# green cleaning



## Ninn (Oct 28, 2006)

OK, so I finally ditched those disposable cleaning wipes in the bathroom. Went ahead and went back to using a rag and a bucket. Worked just fine. However, I did run into one _tiny_ little problem. It seems that when it becomes a habit to throw your cleaning wipe into the toilet at the end of the job and flush it, you automatically do the same with the cleaning rag. Which does NOT flush well. Seriously. Don't flush your cleaning rags. They are not flushable...............roflmbu!!!!


----------



## Woodpecker (Mar 8, 2007)

Glad you are green cleaning. That is too funny!


----------



## cow whisperer (May 3, 2007)

Ninn, that is just WAY TO FUNNY.... 

*where have you been hiding yourself? we've missed ya....


----------



## lickcreek (Apr 7, 2006)

I've done that more times than I want to count. And I DON'T use the disposables, so I don't even have that habit to blame it on  I just get in a hurry and dump the bucket in the stool, along with handy-dandy rag and before you know it, all of it is sucked down the drain! 

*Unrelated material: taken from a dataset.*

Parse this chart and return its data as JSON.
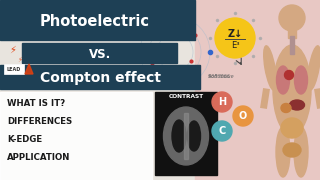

Fortunately, my cleaning rags are nothing to brag about, pretty thin and sad looking, and so far none have plugged the drain!


----------



## DKWunlimited (Sep 11, 2006)

I have to admit that I still use paper towels, however since I now use "green" earth friendly cleaners, I throw the paper in my compost pile. I know, I know sill using paper, but I tried to weigh it against having to wash the dirty rags.


----------